If you are on medication for your bladder, please discuss this with your physician to determine if you should discontinue your medications for a few days prior to the exam. No other preparation is necessary.


Due to the results of your recent Pap smear and/or colposcopy exam of your cervix, you are scheduled for a Loop Electrosurgical Excision Procedure (LEEP). Those results showed abnormal cell changes called dysplasia. If left untreated, there is a potential risk that these cells may progress into cancer of the cervix.

The purpose of this procedure is to remove the abnormal cells by taking a biopsy of the abnormal areas with a small amount of surrounding normal tissue to ensure removal of all of the abnormal cells. That tissue will be sent to the laboratory for examination by a pathologist. Because the possibility exists that the abnormal cells may extend further into the cervix than was visible during the colposcopy exam, the LEEP biopsies are used for diagnosis as well as treatment. If the biopsies show signs of extension of the abnormal cells into the margins of the normal tissue, further treatment may be necessary to eliminate the dysplasia. Pap smears must be performed more frequently after treatment for cervical dysplasia.
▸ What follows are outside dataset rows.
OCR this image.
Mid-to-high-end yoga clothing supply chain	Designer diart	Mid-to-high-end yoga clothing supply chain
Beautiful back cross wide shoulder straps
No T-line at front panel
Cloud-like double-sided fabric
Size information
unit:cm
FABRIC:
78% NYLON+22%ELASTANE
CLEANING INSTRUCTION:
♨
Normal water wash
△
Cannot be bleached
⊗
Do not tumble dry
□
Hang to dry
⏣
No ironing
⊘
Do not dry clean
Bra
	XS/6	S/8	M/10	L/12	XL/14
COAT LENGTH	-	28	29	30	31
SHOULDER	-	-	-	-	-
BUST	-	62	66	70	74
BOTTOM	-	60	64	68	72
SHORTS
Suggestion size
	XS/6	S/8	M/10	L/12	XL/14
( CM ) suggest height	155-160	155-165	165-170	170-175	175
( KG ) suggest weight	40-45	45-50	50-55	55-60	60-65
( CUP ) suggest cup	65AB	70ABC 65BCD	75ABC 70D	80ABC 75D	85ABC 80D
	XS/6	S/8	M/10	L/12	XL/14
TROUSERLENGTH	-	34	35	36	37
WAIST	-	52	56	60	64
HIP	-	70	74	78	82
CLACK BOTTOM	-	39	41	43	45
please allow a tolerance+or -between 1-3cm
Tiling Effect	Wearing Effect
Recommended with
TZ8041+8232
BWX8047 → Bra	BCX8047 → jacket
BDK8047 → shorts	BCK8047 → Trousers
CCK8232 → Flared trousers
As with any surgical procedure, complications may occur. The following complications may occur but may be exclusive of other complications:

  • Heavy bleeding
  • Severe cramping
  • Incomplete removal of abnormal tissue
  • Narrowing of the cervix

Rare, but possible complications include the following:

  • A weakened cervix that could cause problems during pregnancy
  • Accidental cutting or burning of normal tissue

After the procedure you may feel cramping. You may notice a thick, brownish-black discharge, slight vaginal bleeding, or heavier bleeding during your next period.

For at least a few weeks after the procedure avoid sexual intercourse, tampons, douching, heavy lifting and vigorous exercise.

Call the office if you experience heavy bleeding or bleeding with clots, severe abdominal pain, fever, or a foul smelling discharge.